Parece dificil, mas na prática as boas universidades conseguem fazer isto,multiplicando suas fontes de financiamento, e criando pontes de comunicação entre elas e os seus diferentes “stakeholders”.
O mesmo problema que existe na relação entre as universidades e a sociedade existe também em seu interior, quando os departamentos e escolas se consideram soberanos em relação ao que fazem, sem tomar em consideração as responsabilidades e mecessidades mais gerais da instituição à qual pertencem.
um abraço,
Simon,
Todo mundo com um mínimo de informação sabe da trajetória do Ministro e os paradigmas ideológicos nos quais ele desenvolveu a sua carreira política.
Fico motivado a escrever porque tem um tempo que me sinto agoniado com a discussão sobre a autonomia das universidades públicas. Quando nasce este conceito na América Latina? Do período da luta contra as ditaduras militares, onde direitos sindicais ou autonomia universitária faziam parte da resistência democrática contra as ditaduras. Em toda a região, “autonomia”, era percebida como um aspecto nevrálgico da luta política, como um “pulmão” que oxigenava o obscurantismo do totalitarismo.
Hoje vivemos outras realidades. Não vejo muito clareza que autonomia é essa por parte dos que a defendem, mas com certeza não é autonomia em relação ao conhecimento e à excelência acadêmica. Vejo nesse discurso a defesa da autonomia em relação à oposição sobre o controle democrático da utilização de recursos públicos, à rejeição total de padrões de qualidade e, óbvio tudo isto leva a um discurso contra o mercado. Autonomia contra o mercado??

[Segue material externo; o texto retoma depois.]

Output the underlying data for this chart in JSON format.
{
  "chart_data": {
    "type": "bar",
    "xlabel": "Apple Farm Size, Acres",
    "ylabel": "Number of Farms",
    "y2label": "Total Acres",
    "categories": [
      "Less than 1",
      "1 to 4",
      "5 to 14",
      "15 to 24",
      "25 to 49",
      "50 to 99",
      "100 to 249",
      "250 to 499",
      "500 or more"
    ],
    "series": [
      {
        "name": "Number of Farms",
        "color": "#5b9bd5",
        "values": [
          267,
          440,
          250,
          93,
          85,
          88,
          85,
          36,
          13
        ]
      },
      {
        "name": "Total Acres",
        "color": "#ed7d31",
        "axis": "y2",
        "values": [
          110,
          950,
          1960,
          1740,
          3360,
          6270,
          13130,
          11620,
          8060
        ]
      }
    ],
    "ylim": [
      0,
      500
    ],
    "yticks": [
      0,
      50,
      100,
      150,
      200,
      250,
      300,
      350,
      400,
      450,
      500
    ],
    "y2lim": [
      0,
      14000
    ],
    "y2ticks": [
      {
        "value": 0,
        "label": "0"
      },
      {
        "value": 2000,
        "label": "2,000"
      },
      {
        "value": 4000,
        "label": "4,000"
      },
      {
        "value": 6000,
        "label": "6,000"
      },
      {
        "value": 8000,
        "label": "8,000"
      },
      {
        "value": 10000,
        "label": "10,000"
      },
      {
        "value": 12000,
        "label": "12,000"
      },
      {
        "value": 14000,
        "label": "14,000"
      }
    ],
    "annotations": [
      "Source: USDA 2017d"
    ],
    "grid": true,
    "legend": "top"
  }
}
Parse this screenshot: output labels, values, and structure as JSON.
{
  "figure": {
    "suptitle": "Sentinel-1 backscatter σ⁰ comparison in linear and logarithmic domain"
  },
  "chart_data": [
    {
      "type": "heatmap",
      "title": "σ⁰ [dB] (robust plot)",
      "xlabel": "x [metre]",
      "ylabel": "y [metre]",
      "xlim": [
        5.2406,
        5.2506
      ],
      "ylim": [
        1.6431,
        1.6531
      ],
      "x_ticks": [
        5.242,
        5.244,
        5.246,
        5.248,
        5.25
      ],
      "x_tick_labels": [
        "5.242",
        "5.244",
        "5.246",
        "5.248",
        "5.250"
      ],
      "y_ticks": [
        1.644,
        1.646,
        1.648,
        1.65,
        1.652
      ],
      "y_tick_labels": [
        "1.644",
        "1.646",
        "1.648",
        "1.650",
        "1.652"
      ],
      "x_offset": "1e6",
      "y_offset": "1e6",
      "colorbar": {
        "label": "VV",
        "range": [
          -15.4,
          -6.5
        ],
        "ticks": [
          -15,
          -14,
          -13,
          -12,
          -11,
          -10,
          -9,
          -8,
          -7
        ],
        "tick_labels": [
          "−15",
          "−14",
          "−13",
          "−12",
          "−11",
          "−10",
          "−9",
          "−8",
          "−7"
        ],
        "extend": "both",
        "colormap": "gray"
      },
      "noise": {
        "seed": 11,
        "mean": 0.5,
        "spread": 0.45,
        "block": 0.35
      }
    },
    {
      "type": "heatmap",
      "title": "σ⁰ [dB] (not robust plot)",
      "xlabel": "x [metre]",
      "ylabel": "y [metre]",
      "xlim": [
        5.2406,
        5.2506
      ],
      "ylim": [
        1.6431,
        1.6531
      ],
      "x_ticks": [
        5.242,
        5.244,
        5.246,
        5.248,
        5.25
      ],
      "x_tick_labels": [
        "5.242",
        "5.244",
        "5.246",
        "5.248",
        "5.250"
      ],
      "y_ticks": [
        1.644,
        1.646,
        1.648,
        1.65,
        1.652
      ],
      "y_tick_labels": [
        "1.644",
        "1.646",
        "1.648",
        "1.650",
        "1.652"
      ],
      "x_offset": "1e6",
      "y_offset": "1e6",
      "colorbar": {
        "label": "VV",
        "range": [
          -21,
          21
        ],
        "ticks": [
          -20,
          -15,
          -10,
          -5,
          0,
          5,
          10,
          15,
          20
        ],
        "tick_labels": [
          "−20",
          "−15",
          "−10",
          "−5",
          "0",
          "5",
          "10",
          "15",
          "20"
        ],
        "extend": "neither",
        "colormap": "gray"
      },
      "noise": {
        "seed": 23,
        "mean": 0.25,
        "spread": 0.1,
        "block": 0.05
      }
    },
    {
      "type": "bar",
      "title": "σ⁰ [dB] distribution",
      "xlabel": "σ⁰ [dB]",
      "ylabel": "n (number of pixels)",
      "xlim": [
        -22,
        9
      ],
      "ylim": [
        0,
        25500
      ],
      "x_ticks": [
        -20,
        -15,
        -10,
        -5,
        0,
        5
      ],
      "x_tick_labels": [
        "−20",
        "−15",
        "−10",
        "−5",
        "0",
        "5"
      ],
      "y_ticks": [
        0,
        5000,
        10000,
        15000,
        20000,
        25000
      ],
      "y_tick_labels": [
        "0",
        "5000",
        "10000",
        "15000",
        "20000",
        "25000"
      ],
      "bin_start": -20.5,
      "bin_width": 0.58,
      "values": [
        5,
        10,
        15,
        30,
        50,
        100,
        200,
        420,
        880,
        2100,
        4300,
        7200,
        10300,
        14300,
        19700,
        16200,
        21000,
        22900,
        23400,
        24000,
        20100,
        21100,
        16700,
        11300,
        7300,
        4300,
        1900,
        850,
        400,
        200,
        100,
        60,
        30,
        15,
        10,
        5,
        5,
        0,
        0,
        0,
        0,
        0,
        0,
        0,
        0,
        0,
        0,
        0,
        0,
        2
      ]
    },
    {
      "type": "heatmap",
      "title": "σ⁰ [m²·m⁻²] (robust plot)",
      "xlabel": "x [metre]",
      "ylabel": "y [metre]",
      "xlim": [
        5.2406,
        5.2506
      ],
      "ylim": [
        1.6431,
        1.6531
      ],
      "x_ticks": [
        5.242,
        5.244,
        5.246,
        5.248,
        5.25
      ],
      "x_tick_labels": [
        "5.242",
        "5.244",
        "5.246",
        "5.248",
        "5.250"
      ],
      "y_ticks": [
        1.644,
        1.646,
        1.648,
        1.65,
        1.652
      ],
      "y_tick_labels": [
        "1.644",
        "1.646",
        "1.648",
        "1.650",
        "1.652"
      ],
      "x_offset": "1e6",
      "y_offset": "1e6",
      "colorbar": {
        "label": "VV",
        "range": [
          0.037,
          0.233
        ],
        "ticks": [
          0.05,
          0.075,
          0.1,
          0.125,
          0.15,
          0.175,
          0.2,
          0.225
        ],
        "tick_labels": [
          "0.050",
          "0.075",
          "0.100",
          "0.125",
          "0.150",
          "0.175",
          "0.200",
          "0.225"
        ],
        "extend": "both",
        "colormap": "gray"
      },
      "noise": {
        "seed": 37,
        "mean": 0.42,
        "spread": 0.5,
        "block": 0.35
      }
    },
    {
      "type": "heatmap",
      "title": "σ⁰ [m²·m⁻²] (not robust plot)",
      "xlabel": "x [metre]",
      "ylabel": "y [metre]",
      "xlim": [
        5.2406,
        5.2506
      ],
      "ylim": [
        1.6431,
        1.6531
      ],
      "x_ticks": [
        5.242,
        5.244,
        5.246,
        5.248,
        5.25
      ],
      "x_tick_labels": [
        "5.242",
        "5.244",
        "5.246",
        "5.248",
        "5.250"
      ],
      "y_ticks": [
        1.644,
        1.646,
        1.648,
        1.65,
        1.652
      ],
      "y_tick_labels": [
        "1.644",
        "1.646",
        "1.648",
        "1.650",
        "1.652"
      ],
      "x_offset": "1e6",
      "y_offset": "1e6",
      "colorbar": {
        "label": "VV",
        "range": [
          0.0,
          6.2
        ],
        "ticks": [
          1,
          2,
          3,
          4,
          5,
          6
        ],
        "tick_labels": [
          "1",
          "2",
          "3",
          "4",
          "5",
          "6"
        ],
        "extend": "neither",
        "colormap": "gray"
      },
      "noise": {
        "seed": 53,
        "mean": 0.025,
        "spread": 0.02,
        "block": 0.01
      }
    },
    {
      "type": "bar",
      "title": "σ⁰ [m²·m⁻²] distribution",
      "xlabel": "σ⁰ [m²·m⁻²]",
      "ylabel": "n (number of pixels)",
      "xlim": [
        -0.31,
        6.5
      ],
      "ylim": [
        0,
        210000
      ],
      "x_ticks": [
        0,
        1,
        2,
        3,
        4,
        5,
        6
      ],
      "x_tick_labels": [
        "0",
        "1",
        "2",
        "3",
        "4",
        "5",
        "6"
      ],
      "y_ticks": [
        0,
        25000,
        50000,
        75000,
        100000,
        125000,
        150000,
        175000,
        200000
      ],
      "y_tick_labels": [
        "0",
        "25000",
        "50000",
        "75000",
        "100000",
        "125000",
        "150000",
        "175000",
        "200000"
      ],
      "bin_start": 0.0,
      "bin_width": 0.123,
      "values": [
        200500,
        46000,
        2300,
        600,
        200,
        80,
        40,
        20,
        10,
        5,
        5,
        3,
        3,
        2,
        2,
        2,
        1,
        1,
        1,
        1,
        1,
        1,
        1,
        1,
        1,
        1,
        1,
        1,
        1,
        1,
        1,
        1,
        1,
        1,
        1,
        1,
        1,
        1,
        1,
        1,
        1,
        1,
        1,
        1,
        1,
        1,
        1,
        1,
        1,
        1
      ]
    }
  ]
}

Vejo um discurso da defesa da autonomia nos mesmos molde e princípios dos anos da ditadura. Quando este discurso não muda e contexto sim, o resultado é o anacronismo.
Da minha parte, estou realmente em contra dessa autonomia. A sociedade tem o direito sim de controlar a universidade pública. Saber como se gasta, quais os resultados e se tudo estiver errado, também tem o direito de implementar uma reforma universitária. Que os rumos dessa reforma devem ser debatidos de forma plural todos somos a favor. Mas não é mais tolerável que a sociedade seja interditada nestes direitos com a excusa da autonomia, demonizando o mercado ou a comparação com um restaurante.
Com a amizade e o respeito que sinto por você, me permito escrever este breve comentário.